Pendant son temps de
détention, Hitler écrit « Mein
Kampf », « Mon combat », un livre dans lequel il explique ses idées nationales-socialistes.
Le livre n'est pas une idéologie pure, mais plutôt un catalogue
de buts et fins à atteindre. Le point central se base sur des philosophies
de Gobineau et Chamberlain.
L'antisémitisme, l'élimination
du peuple juif et la création de nouvelles terres (Schaffung
von Lebensraum), en menant une guerre contre l'Union Soviétique
et ensuite, la prise de pouvoir du continent européen, pour
enfin passer outre mer et s'attaquer aux États-Unis et ainsi
obtenir la domination du monde « Weltherrschaf »,
sont les buts principaux.
Un aspect qui rendit cette vision du monde national-socialiste
tellement séductrice pour le grand public était le fait que
deux idéologies (nationalisme et socialisme) jugées
inconciliables et en conflit depuis la fin du 19e siècle, se
retrouvaient plus ou moins unies/liées dans certains points
(exemple : force nationale et état social).
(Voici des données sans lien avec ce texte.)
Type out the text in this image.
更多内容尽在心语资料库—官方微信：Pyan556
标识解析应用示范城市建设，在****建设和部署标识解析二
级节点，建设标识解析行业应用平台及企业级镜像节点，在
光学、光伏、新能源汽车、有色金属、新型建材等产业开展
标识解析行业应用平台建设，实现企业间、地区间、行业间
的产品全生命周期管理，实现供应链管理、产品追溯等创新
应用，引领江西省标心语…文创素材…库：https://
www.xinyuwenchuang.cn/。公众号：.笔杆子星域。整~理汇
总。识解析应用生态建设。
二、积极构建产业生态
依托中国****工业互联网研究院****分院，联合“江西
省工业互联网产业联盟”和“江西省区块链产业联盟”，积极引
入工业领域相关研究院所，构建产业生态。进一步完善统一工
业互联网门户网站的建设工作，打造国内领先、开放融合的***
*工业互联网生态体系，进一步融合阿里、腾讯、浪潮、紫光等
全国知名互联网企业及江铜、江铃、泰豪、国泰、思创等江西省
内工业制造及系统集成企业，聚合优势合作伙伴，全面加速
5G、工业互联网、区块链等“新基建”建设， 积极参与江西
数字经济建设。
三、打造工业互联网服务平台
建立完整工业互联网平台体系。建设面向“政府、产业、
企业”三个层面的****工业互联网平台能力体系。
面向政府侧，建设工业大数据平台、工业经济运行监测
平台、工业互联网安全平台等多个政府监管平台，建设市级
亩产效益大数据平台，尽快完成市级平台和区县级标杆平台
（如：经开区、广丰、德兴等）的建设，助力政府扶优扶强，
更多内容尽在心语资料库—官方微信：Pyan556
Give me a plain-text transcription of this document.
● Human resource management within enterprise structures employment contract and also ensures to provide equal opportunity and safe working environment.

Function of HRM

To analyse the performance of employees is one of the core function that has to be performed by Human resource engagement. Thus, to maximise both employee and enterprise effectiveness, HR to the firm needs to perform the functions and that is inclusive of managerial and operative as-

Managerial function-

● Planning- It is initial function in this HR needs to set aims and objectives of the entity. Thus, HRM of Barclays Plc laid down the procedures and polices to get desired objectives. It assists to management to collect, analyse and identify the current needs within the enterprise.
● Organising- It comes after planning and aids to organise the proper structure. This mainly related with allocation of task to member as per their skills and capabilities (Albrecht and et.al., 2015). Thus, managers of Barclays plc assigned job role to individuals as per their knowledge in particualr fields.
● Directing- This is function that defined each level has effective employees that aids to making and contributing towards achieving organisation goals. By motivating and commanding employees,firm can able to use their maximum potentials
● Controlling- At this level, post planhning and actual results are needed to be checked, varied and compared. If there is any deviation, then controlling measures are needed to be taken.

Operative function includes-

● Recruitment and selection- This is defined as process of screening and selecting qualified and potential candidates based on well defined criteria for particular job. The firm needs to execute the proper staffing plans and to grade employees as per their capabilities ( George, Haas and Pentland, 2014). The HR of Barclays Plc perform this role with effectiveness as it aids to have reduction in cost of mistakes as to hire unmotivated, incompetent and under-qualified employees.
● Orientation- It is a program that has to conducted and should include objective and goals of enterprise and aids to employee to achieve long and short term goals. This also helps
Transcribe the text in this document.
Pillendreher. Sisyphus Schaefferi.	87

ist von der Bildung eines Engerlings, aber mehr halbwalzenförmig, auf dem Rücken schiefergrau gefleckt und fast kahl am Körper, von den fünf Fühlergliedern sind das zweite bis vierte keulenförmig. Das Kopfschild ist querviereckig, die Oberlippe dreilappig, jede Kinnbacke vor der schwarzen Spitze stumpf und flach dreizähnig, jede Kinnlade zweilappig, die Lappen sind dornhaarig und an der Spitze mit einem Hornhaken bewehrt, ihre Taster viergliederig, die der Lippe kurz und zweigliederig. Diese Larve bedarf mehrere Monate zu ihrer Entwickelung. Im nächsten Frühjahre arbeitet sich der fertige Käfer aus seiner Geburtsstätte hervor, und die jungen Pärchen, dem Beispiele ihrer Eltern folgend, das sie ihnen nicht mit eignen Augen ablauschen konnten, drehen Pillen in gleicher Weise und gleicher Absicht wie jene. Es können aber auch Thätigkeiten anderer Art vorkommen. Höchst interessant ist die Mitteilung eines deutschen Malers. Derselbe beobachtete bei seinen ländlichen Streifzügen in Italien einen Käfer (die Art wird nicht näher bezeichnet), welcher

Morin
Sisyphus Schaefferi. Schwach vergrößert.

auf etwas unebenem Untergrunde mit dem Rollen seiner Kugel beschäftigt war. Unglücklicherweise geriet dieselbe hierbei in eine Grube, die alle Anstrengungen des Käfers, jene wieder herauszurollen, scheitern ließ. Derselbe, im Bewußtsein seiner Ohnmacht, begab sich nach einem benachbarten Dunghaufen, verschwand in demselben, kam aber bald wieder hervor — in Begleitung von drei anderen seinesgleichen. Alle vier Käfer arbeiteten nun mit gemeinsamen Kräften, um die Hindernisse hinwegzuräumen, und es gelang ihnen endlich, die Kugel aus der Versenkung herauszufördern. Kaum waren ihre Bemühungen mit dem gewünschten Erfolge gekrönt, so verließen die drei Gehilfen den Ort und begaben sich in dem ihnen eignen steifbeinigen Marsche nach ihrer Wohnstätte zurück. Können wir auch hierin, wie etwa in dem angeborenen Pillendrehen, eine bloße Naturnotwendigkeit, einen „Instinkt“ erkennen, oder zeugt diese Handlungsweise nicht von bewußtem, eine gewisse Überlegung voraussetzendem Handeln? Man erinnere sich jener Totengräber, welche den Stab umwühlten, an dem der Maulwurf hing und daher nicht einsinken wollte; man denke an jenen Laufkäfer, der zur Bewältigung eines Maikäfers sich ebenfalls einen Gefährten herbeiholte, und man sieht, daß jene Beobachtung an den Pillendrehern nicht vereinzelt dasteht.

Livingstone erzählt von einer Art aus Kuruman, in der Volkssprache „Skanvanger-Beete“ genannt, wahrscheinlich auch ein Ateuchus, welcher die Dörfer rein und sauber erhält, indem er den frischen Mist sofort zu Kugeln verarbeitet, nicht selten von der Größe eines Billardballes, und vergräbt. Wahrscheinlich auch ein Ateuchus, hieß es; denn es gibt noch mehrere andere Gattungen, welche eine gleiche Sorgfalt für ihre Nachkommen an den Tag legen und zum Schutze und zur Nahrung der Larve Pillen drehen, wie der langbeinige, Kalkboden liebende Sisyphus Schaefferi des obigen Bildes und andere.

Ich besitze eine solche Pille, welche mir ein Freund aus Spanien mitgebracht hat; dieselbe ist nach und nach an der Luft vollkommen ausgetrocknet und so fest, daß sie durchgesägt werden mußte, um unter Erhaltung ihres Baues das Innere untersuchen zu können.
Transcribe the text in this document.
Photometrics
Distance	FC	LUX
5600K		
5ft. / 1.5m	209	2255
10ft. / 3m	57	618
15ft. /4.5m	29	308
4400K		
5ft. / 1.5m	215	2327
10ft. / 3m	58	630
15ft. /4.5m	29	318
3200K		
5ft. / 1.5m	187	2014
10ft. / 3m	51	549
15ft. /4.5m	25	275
Un deuxième point fort était la
promesse d'éliminer le chômage, qui était un
fléau dans les années 20, en un temps record de quatre
ans. Pour venir à bout du chômage, Hitler se basait
surtout sur des travaux publics, comme par exemple les constructions
d'autoroutes que l'on qualifiera pour cause de propagande de « routes
du Führer », pourtant déjà planifiés
depuis les années vingt. D'autres branches pour lutter contre
le chômage étaient l'industrie de l'armement et le service
militaire obligatoire. En deux ans, il parvint effectivement à diminuer
le chômage de moitié et avant le début de la
deuxième guerre mondiale, le chômage était devenu
quasi inexistant.
Le parti national socialiste allemand avait
donc la possibilité de faire des programmes politiques quasi
idéaux afin de mobiliser tout un peuple. À côté des
classes moyennes, les classes ouvrières pouvaient aussi se sentir
inclues dans un programme électoral qui insistait sur un sentiment
d'appartenance, d'équité entre les classes sociales et qui identifiait des ennemis clairement définis. On trouve d'ailleurs au milieu
des années vingt des pressions politiques d'extrême-droite similaires dans plusieurs autres pays en Europe (Espagne, Italie). Ce qui est actuellement préoccupant,
car dans beaucoup de pays européens, on voit une véritable
résurrection d'idées et de politiques d'extrême
droite, en Belgique, en France, aux Pays bas, en Allemagne, en Autriche
etc. On peut percevoir depuis une dizaine d'années, une montée
de partis avec des programmes qu'on peut qualifier d'extrême
droite et qui, apparemment bénéficient d'un succès
grandissant. Au Danemark, par exemple, la droite et l'extrême
droite viennent d'arriver au pouvoir. En Turquie, le livre de Hitler « Mein
Kampf » est actuellement publié et vendu par milliers
d'exemplaires. Les politologues s'expliquent ce phénomène
entre autres par les problèmes d'adhésion de la Turquie
dans l'Europe.
Les pensées de Hitler se résument
de manière synthétique dans des motivations raciales.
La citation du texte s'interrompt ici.